Magda Chlebus, director of science policy at the European Federation of Pharmaceutical Industries and Associations, says: ‘We believe that the public-private partnership model is one of the best ways to deal with this upcoming health threat as it brings together the best of both worlds, bringing the best outcomes for all European citizens.’

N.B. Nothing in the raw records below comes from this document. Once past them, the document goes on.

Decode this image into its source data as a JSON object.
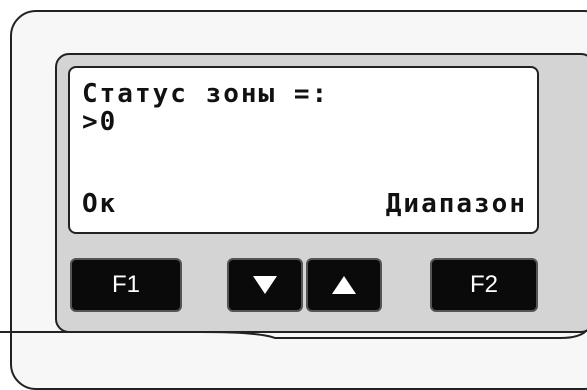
{
  "lcd": {
    "line1": "Статус зоны =:",
    "line2": ">0",
    "softkey_left": "Ок",
    "softkey_right": "Диапазон"
  },
  "keys": {
    "f1": "F1",
    "f2": "F2",
    "down_icon": "triangle-down-icon",
    "up_icon": "triangle-up-icon"
  },
  "colors": {
    "panel": "#d4d4d4",
    "key": "#0a0a0a",
    "screen": "#ffffff"
  }
}
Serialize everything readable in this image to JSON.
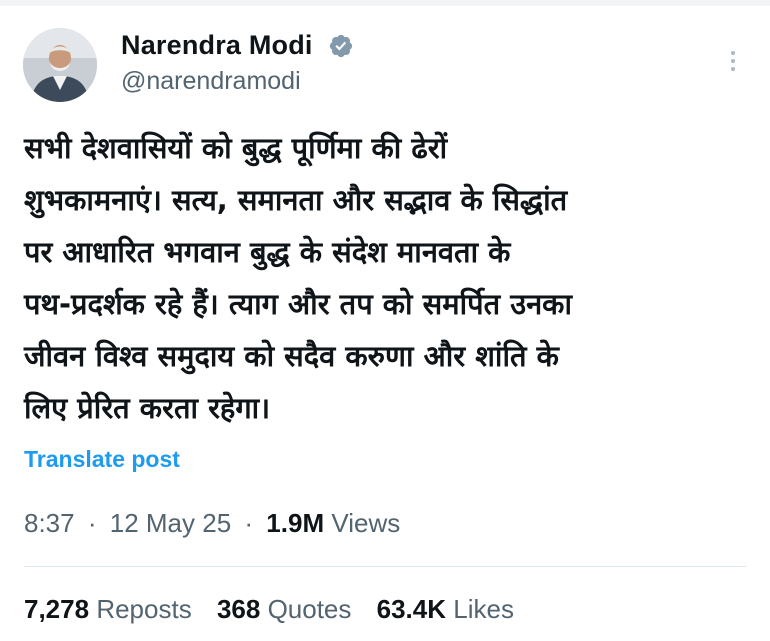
{
  "author": {
    "name": "Narendra Modi",
    "handle": "@narendramodi",
    "avatar_icon": "profile-photo",
    "verified_icon": "verified-badge",
    "verified_color": "#829aab"
  },
  "post": {
    "text": "सभी देशवासियों को बुद्ध पूर्णिमा की ढेरों\nशुभकामनाएं। सत्य, समानता और सद्भाव के सिद्धांत\nपर आधारित भगवान बुद्ध के संदेश मानवता के\nपथ-प्रदर्शक रहे हैं। त्याग और तप को समर्पित उनका\nजीवन विश्व समुदाय को सदैव करुणा और शांति के\nलिए प्रेरित करता रहेगा।",
    "translate_label": "Translate post",
    "time": "8:37",
    "date": "12 May 25",
    "views_count": "1.9M",
    "views_label": "Views",
    "separator": "·"
  },
  "stats": {
    "reposts_count": "7,278",
    "reposts_label": "Reposts",
    "quotes_count": "368",
    "quotes_label": "Quotes",
    "likes_count": "63.4K",
    "likes_label": "Likes"
  },
  "colors": {
    "link": "#1d9bf0",
    "text": "#0f1419",
    "muted": "#536471"
  },
  "more_icon": "more-vertical-icon"
}
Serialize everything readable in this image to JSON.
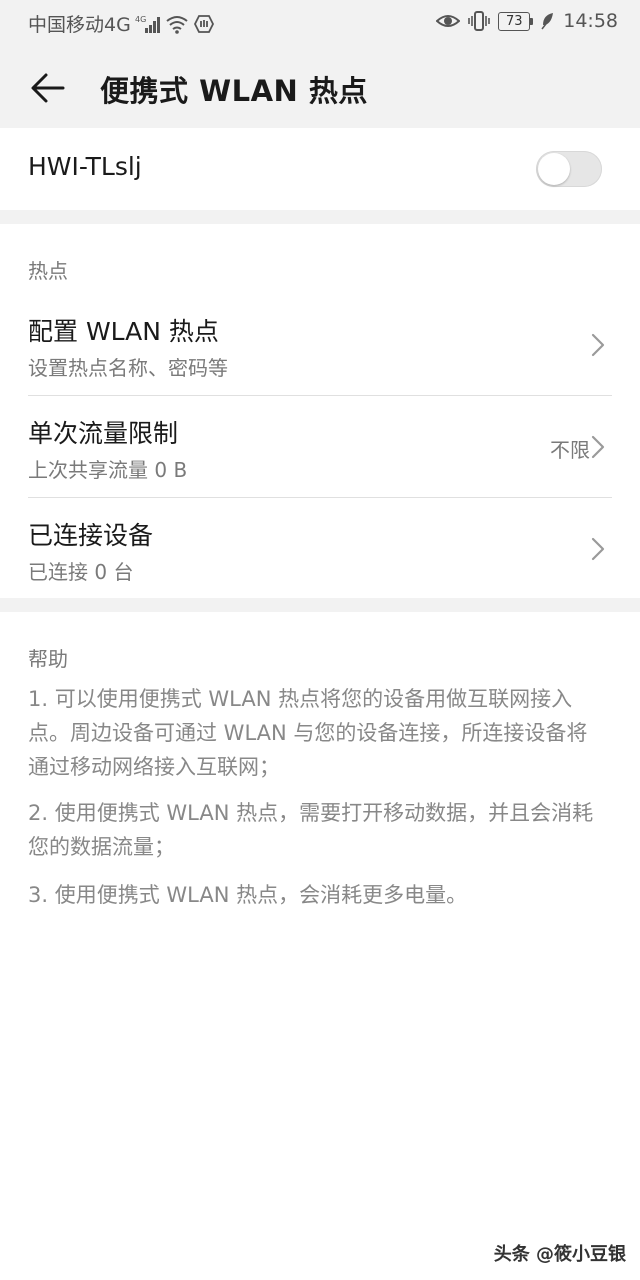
{
  "status_bar": {
    "carrier": "中国移动4G",
    "network_badge": "4G",
    "battery": "73",
    "time": "14:58",
    "icons": [
      "signal-icon",
      "wifi-icon",
      "hotspot-status-icon",
      "eye-comfort-icon",
      "vibrate-icon",
      "battery-icon",
      "leaf-icon"
    ]
  },
  "header": {
    "title": "便携式 WLAN 热点",
    "back_icon": "arrow-left-icon"
  },
  "hotspot_switch": {
    "name": "HWI-TLslj",
    "enabled": false
  },
  "hotspot_section": {
    "label": "热点",
    "items": [
      {
        "title": "配置 WLAN 热点",
        "subtitle": "设置热点名称、密码等",
        "value": ""
      },
      {
        "title": "单次流量限制",
        "subtitle": "上次共享流量 0 B",
        "value": "不限"
      },
      {
        "title": "已连接设备",
        "subtitle": "已连接 0 台",
        "value": ""
      }
    ]
  },
  "help_section": {
    "label": "帮助",
    "paragraphs": [
      "1. 可以使用便携式 WLAN 热点将您的设备用做互联网接入点。周边设备可通过 WLAN 与您的设备连接，所连接设备将通过移动网络接入互联网；",
      "2. 使用便携式 WLAN 热点，需要打开移动数据，并且会消耗您的数据流量；",
      "3. 使用便携式 WLAN 热点，会消耗更多电量。"
    ]
  },
  "watermark": "头条 @筱小豆银",
  "colors": {
    "header_bg": "#f2f2f2",
    "text_primary": "#1a1a1a",
    "text_secondary": "#7a7a7a",
    "toggle_off": "#e6e6e6"
  }
}
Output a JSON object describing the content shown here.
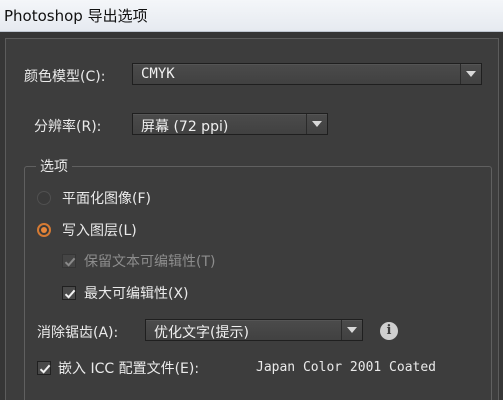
{
  "window": {
    "title": "Photoshop 导出选项"
  },
  "color_model": {
    "label": "颜色模型(C):",
    "value": "CMYK"
  },
  "resolution": {
    "label": "分辨率(R):",
    "value": "屏幕 (72 ppi)"
  },
  "options_group": {
    "legend": "选项",
    "flatten_label": "平面化图像(F)",
    "flatten_selected": false,
    "write_layers_label": "写入图层(L)",
    "write_layers_selected": true,
    "preserve_text_label": "保留文本可编辑性(T)",
    "preserve_text_checked": true,
    "preserve_text_enabled": false,
    "max_edit_label": "最大可编辑性(X)",
    "max_edit_checked": true
  },
  "anti_alias": {
    "label": "消除锯齿(A):",
    "value": "优化文字(提示)"
  },
  "icc": {
    "label": "嵌入 ICC 配置文件(E):",
    "profile": "Japan Color 2001 Coated",
    "checked": true
  },
  "colors": {
    "accent": "#e8873a",
    "panel_bg": "#3d3d3d",
    "text": "#eaeaea"
  }
}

The appeal for global action from Davies has also been warmly welcomed by many in the academic community. Ulrich Schwabe, a professor of pharmacology and toxicology at the University of Heidelberg in Germany, is one of these academics and calls for the World Health Organization (WHO) to take a leading role. ’It is well known that there are tremendous differences in antimicrobial resistance in Europe and also other parts of the world, as well as increasing resistance in big countries like India and China,’ he says. ‘The WHO has long experience in dealing with drug resistance problems in the treatment of malaria, including developing programmes for private and public partnerships for antimalarial drugs.’
A beastly problem
Derek Lowe, a US-based chemistry blogger and medicinal chemist who writes for Chemistry World, agrees that a lack of financial incentives have been a factor in the dearth of new classes of antibiotics in the past couple of decades. But he adds: ‘I’m not sure that the no financial incentives explanation is the whole story.’ As he noted in a recent column: ‘One reason we don’t have new antibiotics against resistant bacteria is that finding one is extremely difficult.’
For example, Lowe notes a Nature Reviews Drug Discovery paper detailing research by GlaxoSmithKline scientists targeting 300 bacterial genes, leading to 70 screening campaigns. ‘They spent a lot of time and a lot of money, and gave it the same effort that a large drug company would give any other first-line therapeutic area, but came up completely empty,’ he says.
He describes the problem of developing new antibiotics as ‘a beast’, adding that ‘the low-hanging fruit in antibiotic drug discovery has almost certainly been harvested by now. We’re short of understanding more than anything else. Money for basic research into bacterial targets and bacterial membrane penetration or efflux might be well spent, if we’re going to talk financial incentives.’